Crispy Baked Tofu

Crispy Baked Tofu

FODMAP Friendly Recipes Main Dishes Recipes

Main Tip: Use firm tofu always. I’ve never had a problem eating firm tofu, but ‘Silken’ (SOFT tofu) can be difficult to digest especially if you are more sensitive to the GOS and Fructan FODMAPS (found in wheat, rye, onions, garlic, legumes and lentils).

Crispy baked tofu goes well with leafy greens and wheat-free noodles, rice or quinoa.

FODMAP FRIENDLY Approved
Click here fore more FODMAP FRIENDLY Recipes.

Ingredients:

  • Firm tofu (even “extra” firm)
  • Seasonings for the tofu marinade:
    • Tamari Soy Sauce (Tamari is gluten free soy sauce, no wheat ingredients)
    • cumin
    • turmeric
    • dried chives
    • dried parsley
    • salt/pepper
  • Coconut oil or Garlic infused olive oil if you enjoy the taste of garlic

Directions:

  1. Cut tofu into desired sizes, preferably equal size squares
  2. Press tofu between napkins or a clean towel to remove excess liquid. The more drier the more crispier once baked.
  3. Brush tofu with Tamari sauce

 4. Place into bowl with desired seasonings

5. If using oil, drizzle a bit onto the baking pan prior to adding the seasoned tofu. You should just slightly oil the pan. Oil is not necessary for baking, but will produce a crispier texture.

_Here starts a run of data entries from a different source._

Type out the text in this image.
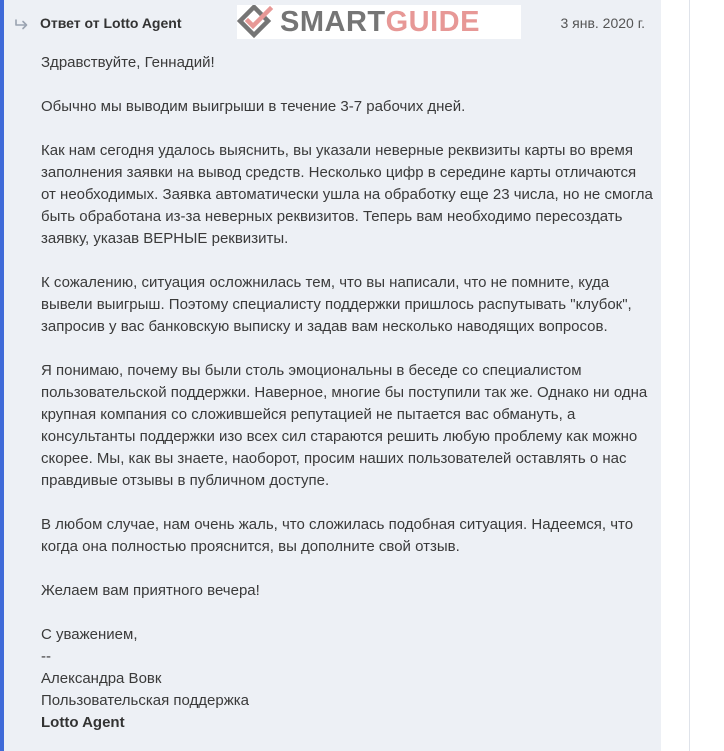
Ответ от Lotto Agent	SMARTGUIDE	3 янв. 2020 г.

Здравствуйте, Геннадий!

Обычно мы выводим выигрыши в течение 3-7 рабочих дней.

Как нам сегодня удалось выяснить, вы указали неверные реквизиты карты во время заполнения заявки на вывод средств. Несколько цифр в середине карты отличаются от необходимых. Заявка автоматически ушла на обработку еще 23 числа, но не смогла быть обработана из-за неверных реквизитов. Теперь вам необходимо пересоздать заявку, указав ВЕРНЫЕ реквизиты.

К сожалению, ситуация осложнилась тем, что вы написали, что не помните, куда вывели выигрыш. Поэтому специалисту поддержки пришлось распутывать "клубок", запросив у вас банковскую выписку и задав вам несколько наводящих вопросов.

Я понимаю, почему вы были столь эмоциональны в беседе со специалистом пользовательской поддержки. Наверное, многие бы поступили так же. Однако ни одна крупная компания со сложившейся репутацией не пытается вас обмануть, а консультанты поддержки изо всех сил стараются решить любую проблему как можно скорее. Мы, как вы знаете, наоборот, просим наших пользователей оставлять о нас правдивые отзывы в публичном доступе.

В любом случае, нам очень жаль, что сложилась подобная ситуация. Надеемся, что когда она полностью прояснится, вы дополните свой отзыв.

Желаем вам приятного вечера!

С уважением,
--
Александра Вовк
Пользовательская поддержка
Lotto Agent
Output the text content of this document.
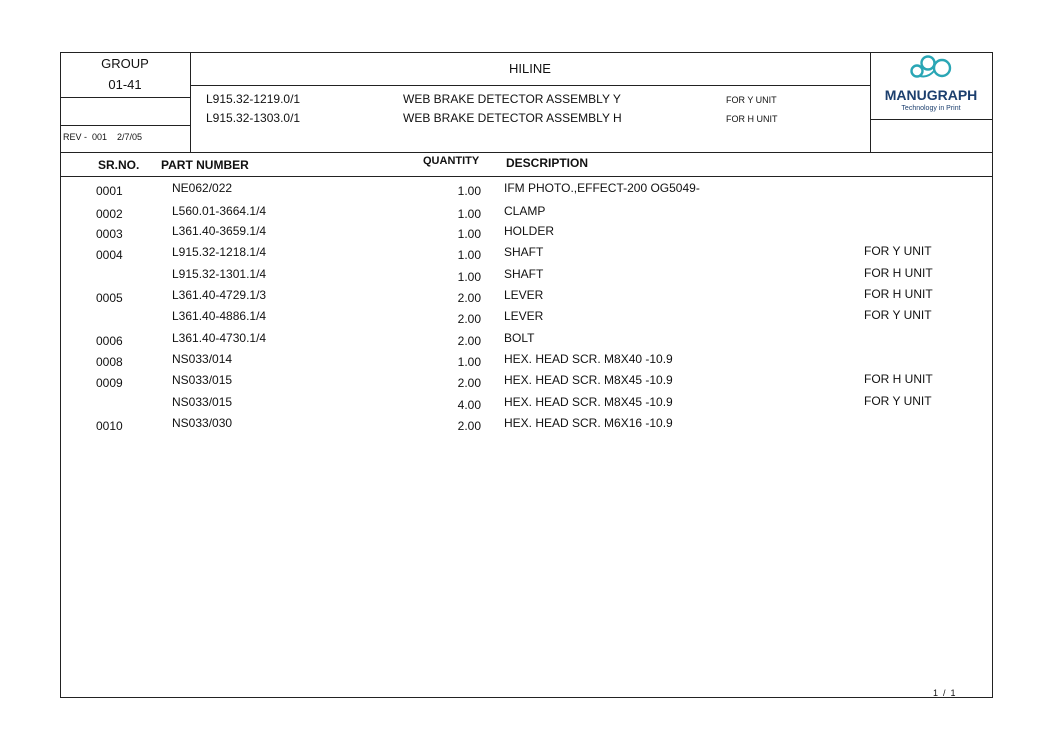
GROUP
01-41
HILINE
REV -  001    2/7/05
L915.32-1219.0/1	WEB BRAKE DETECTOR ASSEMBLY Y	FOR Y UNIT
L915.32-1303.0/1	WEB BRAKE DETECTOR ASSEMBLY H	FOR H UNIT
MANUGRAPH
Technology in Print
SR.NO. PART NUMBER	QUANTITY DESCRIPTION
0001	NE062/022	1.00 IFM PHOTO.,EFFECT-200 OG5049-
0002	L560.01-3664.1/4	1.00 CLAMP
0003	L361.40-3659.1/4	1.00 HOLDER
0004	L915.32-1218.1/4	1.00 SHAFT	FOR Y UNIT
L915.32-1301.1/4	1.00 SHAFT	FOR H UNIT
0005	L361.40-4729.1/3	2.00 LEVER	FOR H UNIT
L361.40-4886.1/4	2.00 LEVER	FOR Y UNIT
0006	L361.40-4730.1/4	2.00 BOLT
0008	NS033/014	1.00 HEX. HEAD SCR. M8X40 -10.9
0009	NS033/015	2.00 HEX. HEAD SCR. M8X45 -10.9	FOR H UNIT
NS033/015	4.00 HEX. HEAD SCR. M8X45 -10.9	FOR Y UNIT
0010	NS033/030	2.00 HEX. HEAD SCR. M6X16 -10.9
1  /  1
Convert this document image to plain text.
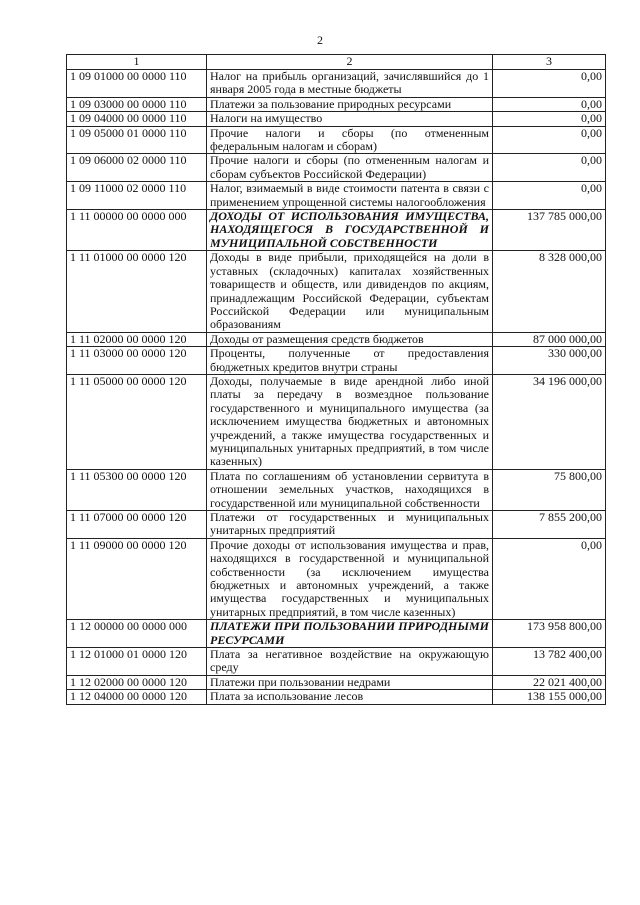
2
1	2	3
1 09 01000 00 0000 110	Налог на прибыль организаций, зачислявшийся до 1 января 2005 года в местные бюджеты	0,00
1 09 03000 00 0000 110	Платежи за пользование природных ресурсами	0,00
1 09 04000 00 0000 110	Налоги на имущество	0,00
1 09 05000 01 0000 110	Прочие налоги и сборы (по отмененным федеральным налогам и сборам)	0,00
1 09 06000 02 0000 110	Прочие налоги и сборы (по отмененным налогам и сборам субъектов Российской Федерации)	0,00
1 09 11000 02 0000 110	Налог, взимаемый в виде стоимости патента в связи с применением упрощенной системы налогообложения	0,00
1 11 00000 00 0000 000	ДОХОДЫ ОТ ИСПОЛЬЗОВАНИЯ ИМУЩЕСТВА, НАХОДЯЩЕГОСЯ В ГОСУДАРСТВЕННОЙ И МУНИЦИПАЛЬНОЙ СОБСТВЕННОСТИ	137 785 000,00
1 11 01000 00 0000 120	Доходы в виде прибыли, приходящейся на доли в уставных (складочных) капиталах хозяйственных товариществ и обществ, или дивидендов по акциям, принадлежащим Российской Федерации, субъектам Российской Федерации или муниципальным образованиям	8 328 000,00
1 11 02000 00 0000 120	Доходы от размещения средств бюджетов	87 000 000,00
1 11 03000 00 0000 120	Проценты, полученные от предоставления бюджетных кредитов внутри страны	330 000,00
1 11 05000 00 0000 120	Доходы, получаемые в виде арендной либо иной платы за передачу в возмездное пользование государственного и муниципального имущества (за исключением имущества бюджетных и автономных учреждений, а также имущества государственных и муниципальных унитарных предприятий, в том числе казенных)	34 196 000,00
1 11 05300 00 0000 120	Плата по соглашениям об установлении сервитута в отношении земельных участков, находящихся в государственной или муниципальной собственности	75 800,00
1 11 07000 00 0000 120	Платежи от государственных и муниципальных унитарных предприятий	7 855 200,00
1 11 09000 00 0000 120	Прочие доходы от использования имущества и прав, находящихся в государственной и муниципальной собственности (за исключением имущества бюджетных и автономных учреждений, а также имущества государственных и муниципальных унитарных предприятий, в том числе казенных)	0,00
1 12 00000 00 0000 000	ПЛАТЕЖИ ПРИ ПОЛЬЗОВАНИИ ПРИРОДНЫМИ РЕСУРСАМИ	173 958 800,00
1 12 01000 01 0000 120	Плата за негативное воздействие на окружающую среду	13 782 400,00
1 12 02000 00 0000 120	Платежи при пользовании недрами	22 021 400,00
1 12 04000 00 0000 120	Плата за использование лесов	138 155 000,00
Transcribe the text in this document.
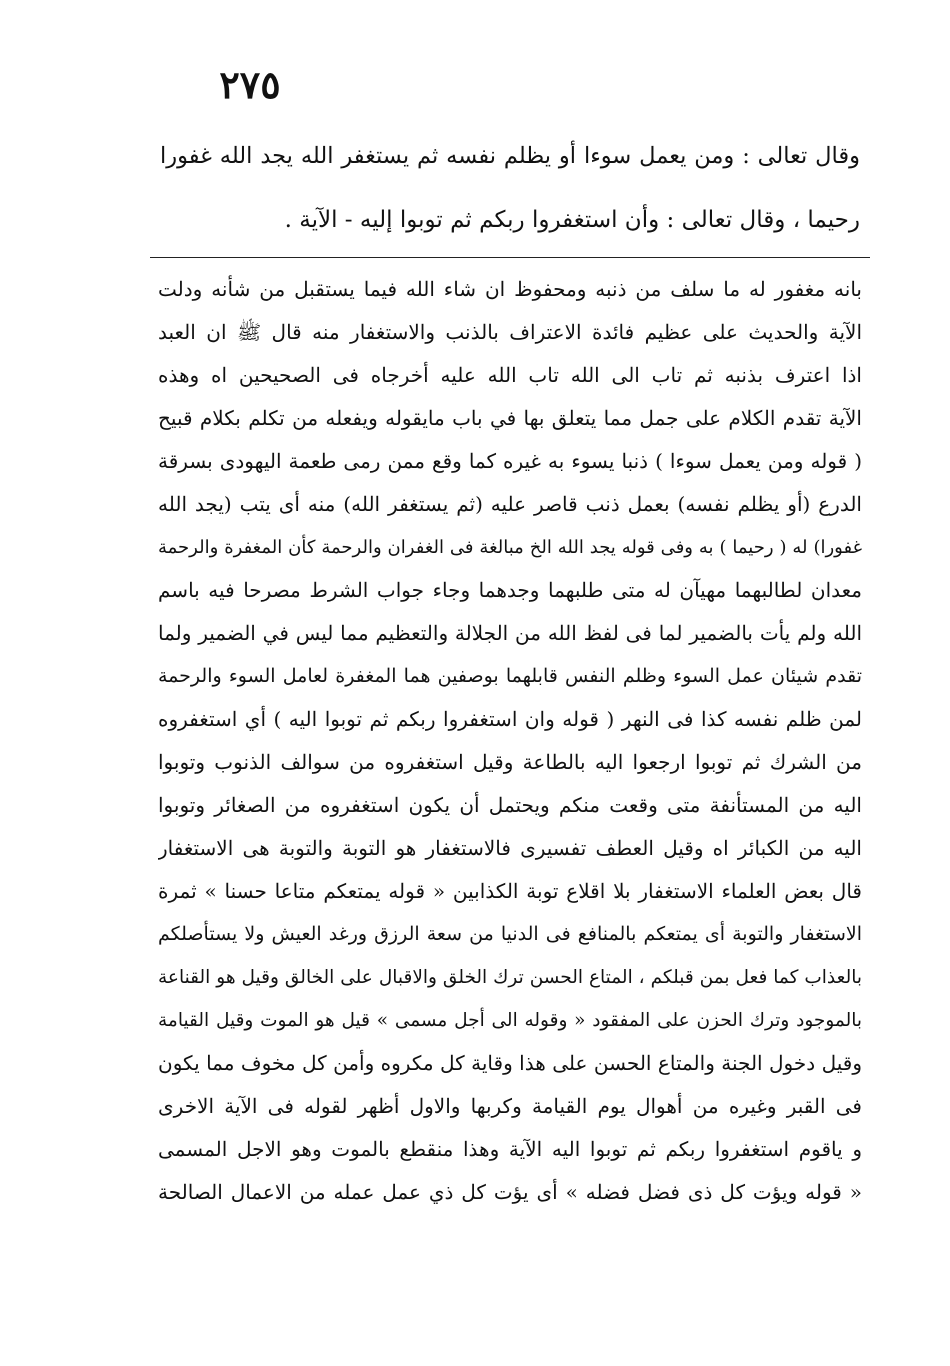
٢٧٥
وقال تعالى : ومن يعمل سوءا أو يظلم نفسه ثم يستغفر الله يجد الله غفورا
رحيما ، وقال تعالى : وأن استغفروا ربكم ثم توبوا إليه - الآية .
بانه مغفور له ما سلف من ذنبه ومحفوظ ان شاء الله فيما يستقبل من شأنه ودلت
الآية والحديث على عظيم فائدة الاعتراف بالذنب والاستغفار منه قال ﷺ ان العبد
اذا اعترف بذنبه ثم تاب الى الله تاب الله عليه أخرجاه فى الصحيحين اه وهذه
الآية تقدم الكلام على جمل مما يتعلق بها في باب مايقوله ويفعله من تكلم بكلام قبيح
( قوله ومن يعمل سوءا ) ذنبا يسوء به غيره كما وقع ممن رمى طعمة اليهودى بسرقة
الدرع (أو يظلم نفسه) بعمل ذنب قاصر عليه (ثم يستغفر الله) منه أى يتب (يجد الله
غفورا) له ( رحيما ) به وفى قوله يجد الله الخ مبالغة فى الغفران والرحمة كأن المغفرة والرحمة
معدان لطالبهما مهيآن له متى طلبهما وجدهما وجاء جواب الشرط مصرحا فيه باسم
الله ولم يأت بالضمير لما فى لفظ الله من الجلالة والتعظيم مما ليس في الضمير ولما
تقدم شيئان عمل السوء وظلم النفس قابلهما بوصفين هما المغفرة لعامل السوء والرحمة
لمن ظلم نفسه كذا فى النهر ( قوله وان استغفروا ربكم ثم توبوا اليه ) أي استغفروه
من الشرك ثم توبوا ارجعوا اليه بالطاعة وقيل استغفروه من سوالف الذنوب وتوبوا
اليه من المستأنفة متى وقعت منكم ويحتمل أن يكون استغفروه من الصغائر وتوبوا
اليه من الكبائر اه وقيل العطف تفسيرى فالاستغفار هو التوبة والتوبة هى الاستغفار
قال بعض العلماء الاستغفار بلا اقلاع توبة الكذابين « قوله يمتعكم متاعا حسنا » ثمرة
الاستغفار والتوبة أى يمتعكم بالمنافع فى الدنيا من سعة الرزق ورغد العيش ولا يستأصلكم
بالعذاب كما فعل بمن قبلكم ، المتاع الحسن ترك الخلق والاقبال على الخالق وقيل هو القناعة
بالموجود وترك الحزن على المفقود « وقوله الى أجل مسمى » قيل هو الموت وقيل القيامة
وقيل دخول الجنة والمتاع الحسن على هذا وقاية كل مكروه وأمن كل مخوف مما يكون
فى القبر وغيره من أهوال يوم القيامة وكربها والاول أظهر لقوله فى الآية الاخرى
و ياقوم استغفروا ربكم ثم توبوا اليه الآية وهذا منقطع بالموت وهو الاجل المسمى
« قوله ويؤت كل ذى فضل فضله » أى يؤت كل ذي عمل عمله من الاعمال الصالحة
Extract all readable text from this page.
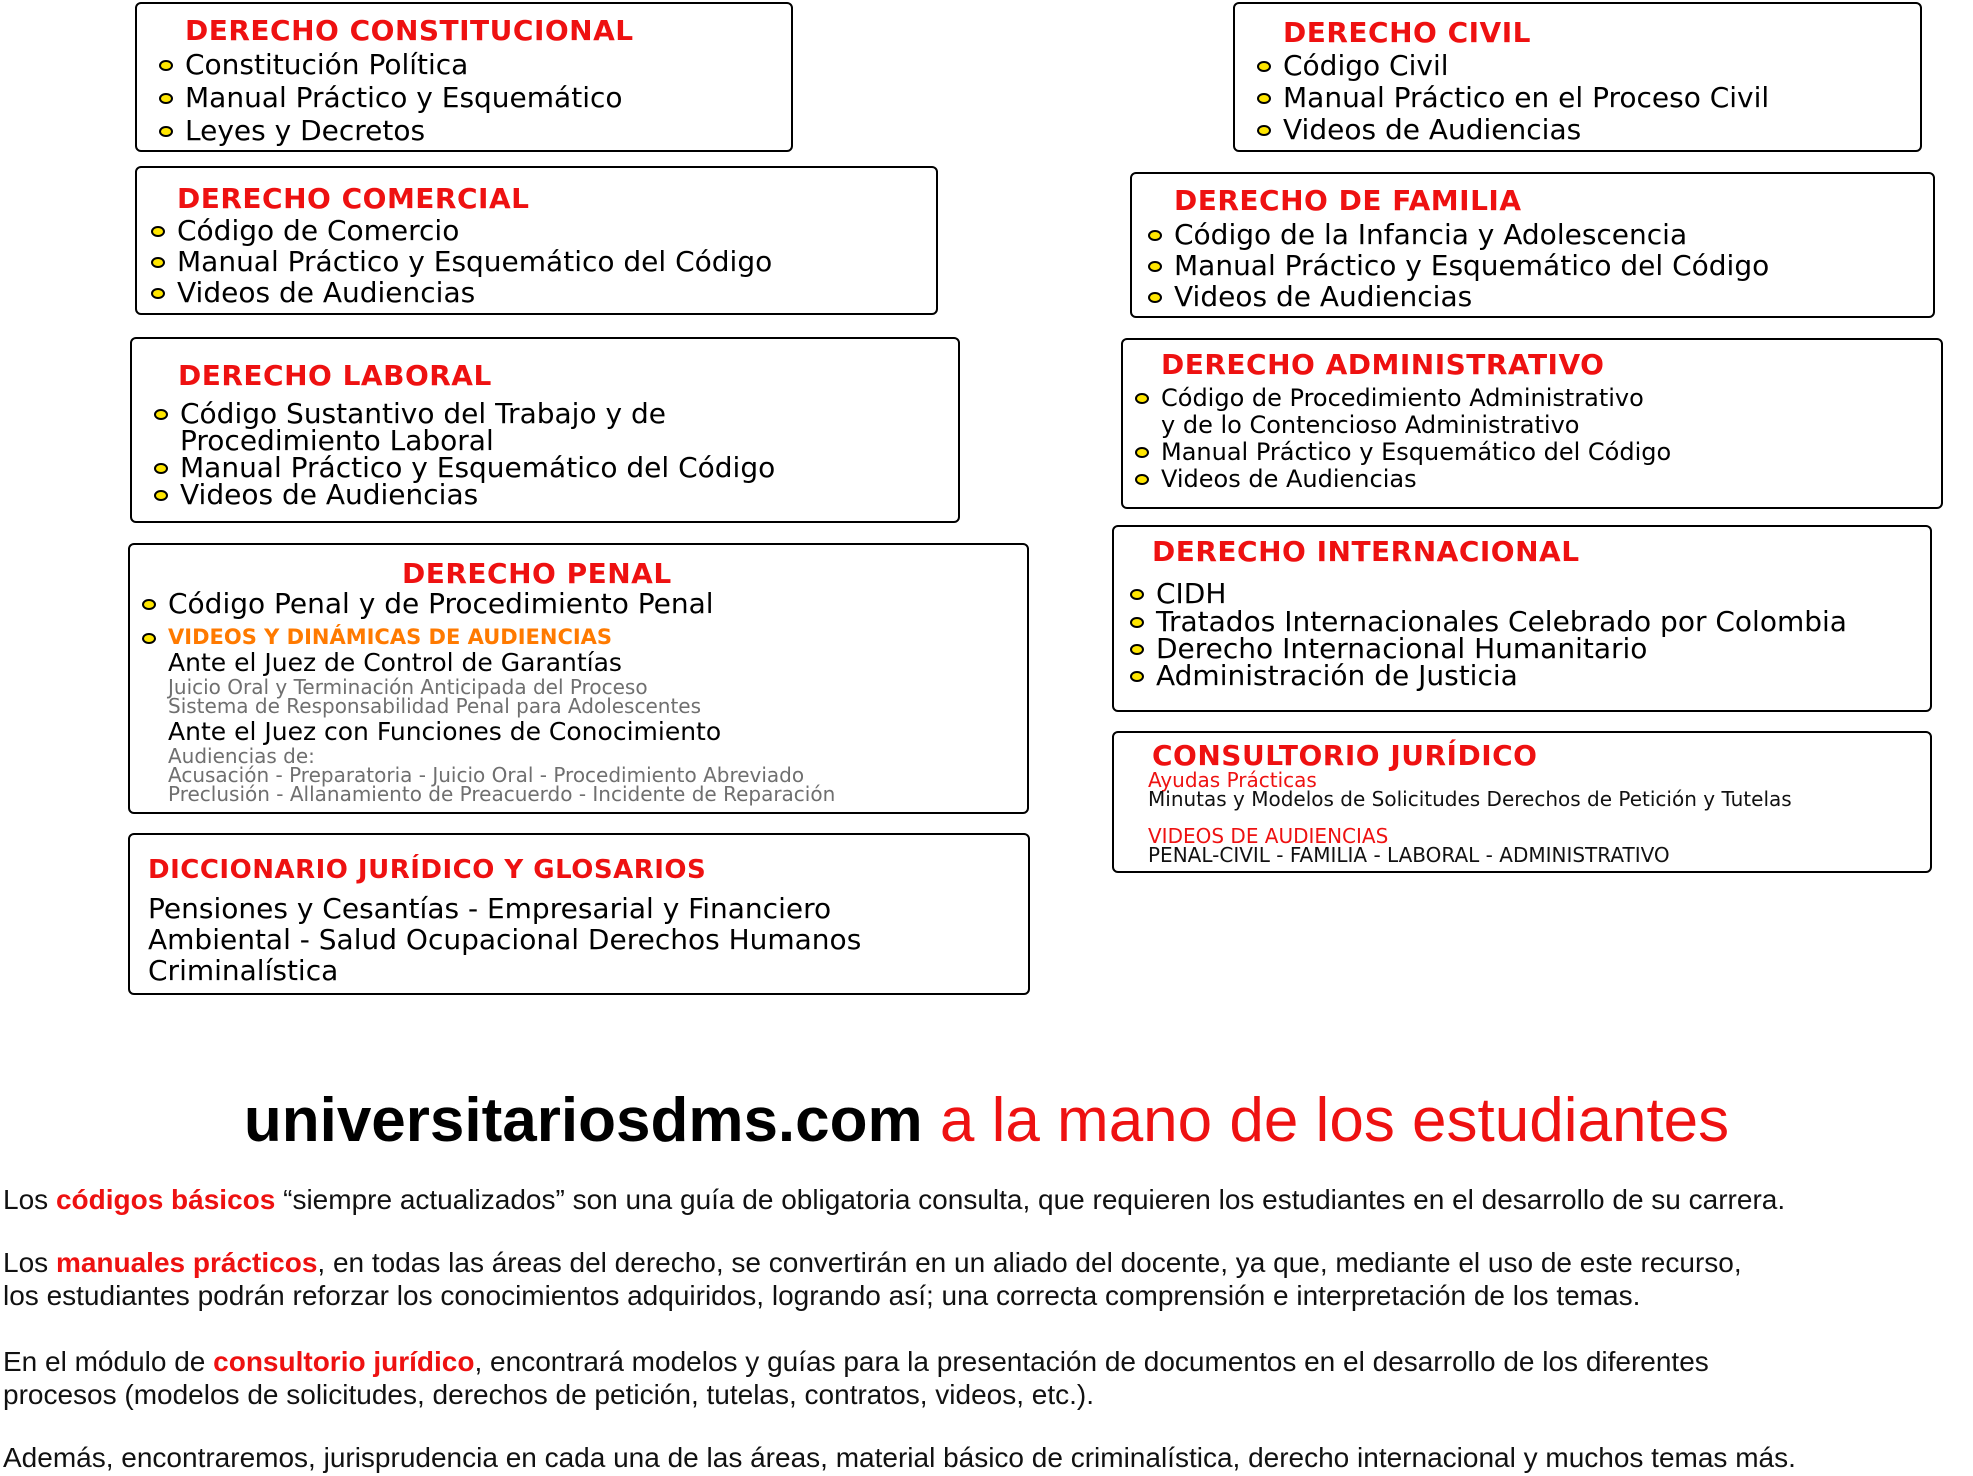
DERECHO CONSTITUCIONAL
Constitución Política
Manual Práctico y Esquemático
Leyes y Decretos
DERECHO COMERCIAL
Código de Comercio
Manual Práctico y Esquemático del Código
Videos de Audiencias
DERECHO LABORAL
Código Sustantivo del Trabajo y de
Procedimiento Laboral
Manual Práctico y Esquemático del Código
Videos de Audiencias
DERECHO PENAL
Código Penal y de Procedimiento Penal
VIDEOS Y DINÁMICAS DE AUDIENCIAS
Ante el Juez de Control de Garantías
Juicio Oral y Terminación Anticipada del Proceso
Sistema de Responsabilidad Penal para Adolescentes
Ante el Juez con Funciones de Conocimiento
Audiencias de:
Acusación - Preparatoria - Juicio Oral - Procedimiento Abreviado
Preclusión - Allanamiento de Preacuerdo - Incidente de Reparación
DICCIONARIO JURÍDICO Y GLOSARIOS
Pensiones y Cesantías - Empresarial y Financiero
Ambiental - Salud Ocupacional Derechos Humanos
Criminalística
DERECHO CIVIL
Código Civil
Manual Práctico en el Proceso Civil
Videos de Audiencias
DERECHO DE FAMILIA
Código de la Infancia y Adolescencia
Manual Práctico y Esquemático del Código
Videos de Audiencias
DERECHO ADMINISTRATIVO
Código de Procedimiento Administrativo
y de lo Contencioso Administrativo
Manual Práctico y Esquemático del Código
Videos de Audiencias
DERECHO INTERNACIONAL
CIDH
Tratados Internacionales Celebrado por Colombia
Derecho Internacional Humanitario
Administración de Justicia
CONSULTORIO JURÍDICO
Ayudas Prácticas
Minutas y Modelos de Solicitudes Derechos de Petición y Tutelas
VIDEOS DE AUDIENCIAS
PENAL-CIVIL - FAMILIA - LABORAL - ADMINISTRATIVO
universitariosdms.com a la mano de los estudiantes
Los códigos básicos “siempre actualizados” son una guía de obligatoria consulta, que requieren los estudiantes en el desarrollo de su carrera.
Los manuales prácticos, en todas las áreas del derecho, se convertirán en un aliado del docente, ya que, mediante el uso de este recurso,
los estudiantes podrán reforzar los conocimientos adquiridos, logrando así; una correcta comprensión e interpretación de los temas.
En el módulo de consultorio jurídico, encontrará modelos y guías para la presentación de documentos en el desarrollo de los diferentes
procesos (modelos de solicitudes, derechos de petición, tutelas, contratos, videos, etc.).
Además, encontraremos, jurisprudencia en cada una de las áreas, material básico de criminalística, derecho internacional y muchos temas más.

6. Bake at 400 degrees F for about 20 minutes. It’s best to flip half way through cooking. If desired crispiness/firmness has not been achieved after 20 minutes, you can bake longer.

Tips:

  • I like to bake these on a pizza stone for added crispiness.
  • Also, I heard that baking in an air fryer will work. I don’t have one yet.
  • I’ve even pan-fried with a bit (only about 1 tsp) of oil too.

ENJOY! Serve over a bed of quinoa, rice, noodles or even a salad.